Chengdu, the ancient gateway to the southern Silk Road that took traders all the way to India, has long been a magnet for visitors who love food and traditional teahouse culture.

Sichuan's most famous hot stuff includes the spicy pockmarked bean curd most famously served up by the restaurant Chen Mapo Tofu since 1862. Kung-pao chicken, another staple, has become a global favorite. Fast-food versions of this classic dish are so prevalent, in fact, that it's a surprise hit when you get a proper plate of the stuff in Chengdu, where it would be a scandal to serve up something mediocre.

Freshness rules in this agricultural breadbasket of China, and the succulent chunks of chicken, fresh rounds of green onion, sweet carrot cubes and those killer peppercorns come together in a mix of flavors as complex as a Bach fugue.

We enjoyed perhaps the best kung-pao chicken we've ever tasted at Shunxing Ancient Teahouse, where the lightly applied sauce was both pleasantly fiery and slightly sweet.
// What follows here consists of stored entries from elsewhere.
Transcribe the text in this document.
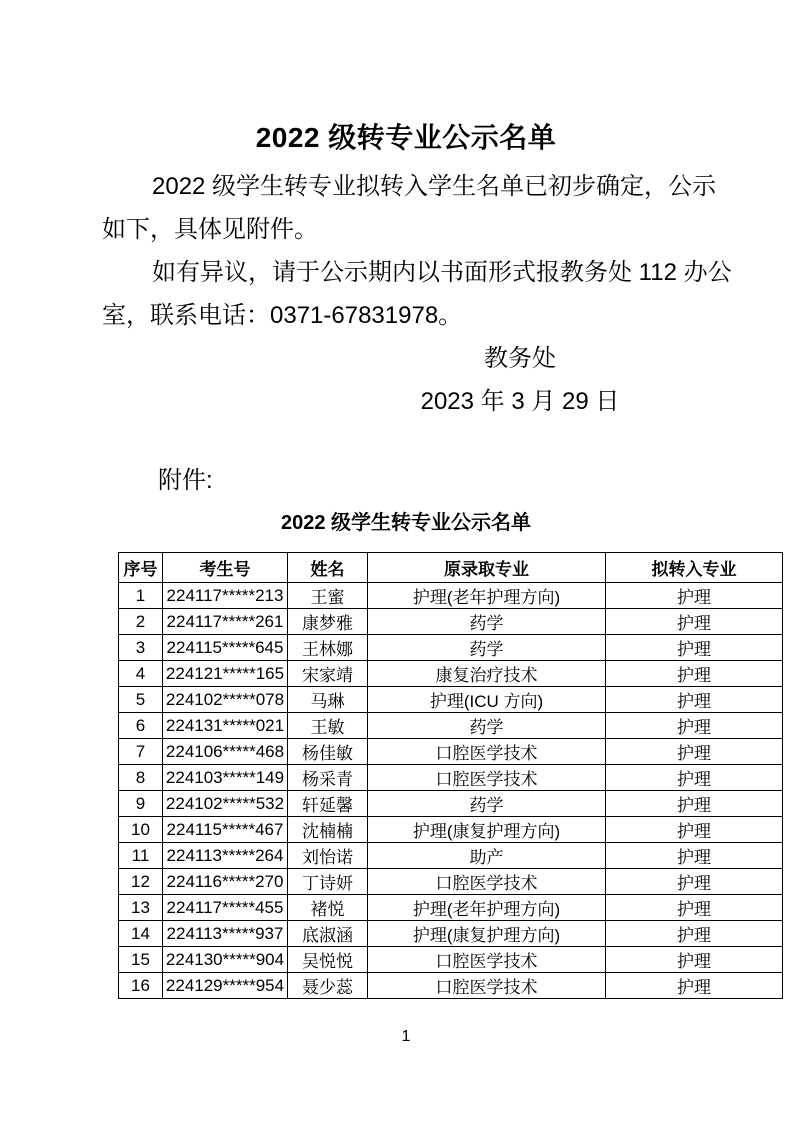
2022 级转专业公示名单
2022 级学生转专业拟转入学生名单已初步确定，公示
如下，具体见附件。
如有异议，请于公示期内以书面形式报教务处 112 办公
室，联系电话：0371-67831978。
教务处
2023 年 3 月 29 日
附件:
2022 级学生转专业公示名单
序号	考生号	姓名	原录取专业	拟转入专业
1	224117*****213	王蜜	护理(老年护理方向)	护理
2	224117*****261	康梦雅	药学	护理
3	224115*****645	王林娜	药学	护理
4	224121*****165	宋家靖	康复治疗技术	护理
5	224102*****078	马琳	护理(ICU 方向)	护理
6	224131*****021	王敏	药学	护理
7	224106*****468	杨佳敏	口腔医学技术	护理
8	224103*****149	杨采青	口腔医学技术	护理
9	224102*****532	轩延馨	药学	护理
10	224115*****467	沈楠楠	护理(康复护理方向)	护理
11	224113*****264	刘怡诺	助产	护理
12	224116*****270	丁诗妍	口腔医学技术	护理
13	224117*****455	褚悦	护理(老年护理方向)	护理
14	224113*****937	底淑涵	护理(康复护理方向)	护理
15	224130*****904	吴悦悦	口腔医学技术	护理
16	224129*****954	聂少蕊	口腔医学技术	护理
1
The dish stood out in a stellar crowd, as our group of about a dozen eager diners enjoyed an armada of small plates on a big round dining table that seemed as wide as the sea. There was boiled fish in a chili sauce (shuizhu yu), boiled and stir-fried pork with salty and hot sauce (huiguo rou) and a fine version of mapo tofu-all were served with a little less firepower than usual since half of our group were children. There were also spicy noodles.